Tag: filmmaker

Yoon Grace Ra
Yoon (they/them) is a trans/non-binary filmmaker and organizer raised by communities in and around New Jersey and New York. Growing up in a family of mixed classes and statuses, they were exposed to a diversity of identities early on. It was through a class-based understanding of identity that Yoon mediated other modes of identity, such as queerness and love. Acknowledging the beauty of romantic love and romantic queer love, they describe their formative experiences as being shaped by community, spirituality, and family. Yoon soon began to understand that love could also be a collective force. In their own words, queerness is how someone builds relationships outside of what the “norm” may be; queer people are anyone who chooses to live outside a nuclear family, “having the liberation to be with whoever is best for you.”

Anthony Hull
Anthony Hull was born in Mount Holly, New Jersey, to a Korean mother and a Black father who worked as an army mechanic.

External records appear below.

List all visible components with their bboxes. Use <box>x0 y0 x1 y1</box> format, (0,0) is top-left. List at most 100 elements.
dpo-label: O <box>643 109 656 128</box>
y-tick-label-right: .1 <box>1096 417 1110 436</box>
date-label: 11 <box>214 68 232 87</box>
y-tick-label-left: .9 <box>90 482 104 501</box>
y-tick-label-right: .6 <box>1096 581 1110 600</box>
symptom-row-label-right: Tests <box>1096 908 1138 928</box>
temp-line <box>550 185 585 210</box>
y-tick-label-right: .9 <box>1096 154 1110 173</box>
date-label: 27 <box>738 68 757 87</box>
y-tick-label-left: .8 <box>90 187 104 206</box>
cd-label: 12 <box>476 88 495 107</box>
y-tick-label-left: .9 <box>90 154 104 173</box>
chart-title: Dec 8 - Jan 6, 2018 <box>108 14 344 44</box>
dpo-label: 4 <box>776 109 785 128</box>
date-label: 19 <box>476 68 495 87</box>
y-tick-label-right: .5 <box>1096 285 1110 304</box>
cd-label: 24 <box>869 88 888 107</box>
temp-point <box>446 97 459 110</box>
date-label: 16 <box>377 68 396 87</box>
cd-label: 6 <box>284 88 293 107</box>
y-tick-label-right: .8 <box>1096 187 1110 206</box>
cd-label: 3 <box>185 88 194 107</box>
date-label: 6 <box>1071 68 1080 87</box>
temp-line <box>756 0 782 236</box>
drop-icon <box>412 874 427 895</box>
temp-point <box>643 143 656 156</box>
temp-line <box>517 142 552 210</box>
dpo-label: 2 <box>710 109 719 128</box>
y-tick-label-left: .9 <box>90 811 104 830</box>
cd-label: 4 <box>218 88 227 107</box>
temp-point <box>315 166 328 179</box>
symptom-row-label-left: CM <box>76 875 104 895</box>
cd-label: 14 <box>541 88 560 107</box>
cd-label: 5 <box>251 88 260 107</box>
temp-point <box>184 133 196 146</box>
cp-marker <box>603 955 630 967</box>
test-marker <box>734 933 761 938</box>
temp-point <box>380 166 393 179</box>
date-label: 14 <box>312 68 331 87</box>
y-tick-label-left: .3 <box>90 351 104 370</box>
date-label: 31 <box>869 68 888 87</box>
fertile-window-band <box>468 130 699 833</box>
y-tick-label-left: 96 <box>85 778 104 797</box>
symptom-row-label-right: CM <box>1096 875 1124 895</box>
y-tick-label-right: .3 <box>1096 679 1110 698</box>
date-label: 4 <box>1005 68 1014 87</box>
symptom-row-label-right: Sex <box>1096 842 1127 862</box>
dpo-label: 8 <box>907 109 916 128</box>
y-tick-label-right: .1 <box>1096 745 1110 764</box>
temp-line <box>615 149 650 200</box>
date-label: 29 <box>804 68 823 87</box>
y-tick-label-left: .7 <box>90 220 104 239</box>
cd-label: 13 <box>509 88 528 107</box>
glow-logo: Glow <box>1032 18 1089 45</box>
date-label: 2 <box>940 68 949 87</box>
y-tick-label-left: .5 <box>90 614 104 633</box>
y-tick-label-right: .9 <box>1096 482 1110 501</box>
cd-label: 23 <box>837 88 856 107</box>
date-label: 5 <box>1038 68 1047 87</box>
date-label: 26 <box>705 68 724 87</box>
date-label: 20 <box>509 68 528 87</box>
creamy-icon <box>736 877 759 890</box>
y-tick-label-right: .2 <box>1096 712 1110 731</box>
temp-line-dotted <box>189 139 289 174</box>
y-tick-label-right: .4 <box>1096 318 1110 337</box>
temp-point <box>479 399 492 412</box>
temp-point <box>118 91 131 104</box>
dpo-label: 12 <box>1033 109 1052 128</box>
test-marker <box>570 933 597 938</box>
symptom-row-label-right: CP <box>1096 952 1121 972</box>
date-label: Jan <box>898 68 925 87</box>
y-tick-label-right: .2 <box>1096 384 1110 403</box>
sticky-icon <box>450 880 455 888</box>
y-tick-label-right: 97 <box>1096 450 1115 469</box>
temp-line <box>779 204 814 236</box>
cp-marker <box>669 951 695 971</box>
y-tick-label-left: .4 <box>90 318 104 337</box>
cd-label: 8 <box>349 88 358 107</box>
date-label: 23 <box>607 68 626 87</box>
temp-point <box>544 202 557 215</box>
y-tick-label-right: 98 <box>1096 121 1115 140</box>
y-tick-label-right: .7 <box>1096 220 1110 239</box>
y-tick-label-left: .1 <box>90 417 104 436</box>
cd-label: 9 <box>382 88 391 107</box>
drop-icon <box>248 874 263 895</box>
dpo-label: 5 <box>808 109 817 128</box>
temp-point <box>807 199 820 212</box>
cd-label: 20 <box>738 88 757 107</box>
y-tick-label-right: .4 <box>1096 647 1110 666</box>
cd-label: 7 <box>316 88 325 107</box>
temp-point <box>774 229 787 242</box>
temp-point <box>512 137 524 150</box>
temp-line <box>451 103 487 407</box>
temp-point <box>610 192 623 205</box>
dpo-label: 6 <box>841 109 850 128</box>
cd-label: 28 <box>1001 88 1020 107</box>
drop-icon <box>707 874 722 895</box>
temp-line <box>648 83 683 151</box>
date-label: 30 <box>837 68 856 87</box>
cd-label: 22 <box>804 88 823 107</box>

As a child, he remembers growing up in a relatively diverse community with friends who were Asian, or had Asian parents; it was in the fourth grade, when he befriended a transfer student from Korea, that Anthony began to feel a sense of pride and solidarity in his own Korean identity. In college, he remembers struggling to “half” identify with his dual heritage, feeling alienated from in-groups who didn’t see him “Black enough” or “Korean enough:” then and today, he feels that he is both 100% Black and 100% Korean. Following graduation, Anthony moved to New York to pursue a career in acting and filmmaking, where he now has his own production company to tell the stories he’s always wanted to share.

Aaron Choe
Born and raised in San Jose, Aaron Choe always knew he wanted to reconnect with Korean culture. In high school, he discovered 90s K-pop, which sparked a curiosity that eventually led him to visit his sister who lived in Korea. Aaron fell in love with the country and ended up moving there permanently in 2008. Since then, Aaron’s been living in Korea as a film director and DJ. Making sense of his identity, Aaron has fully embraced his Koreanness and encourages others to move there to truly experience the country.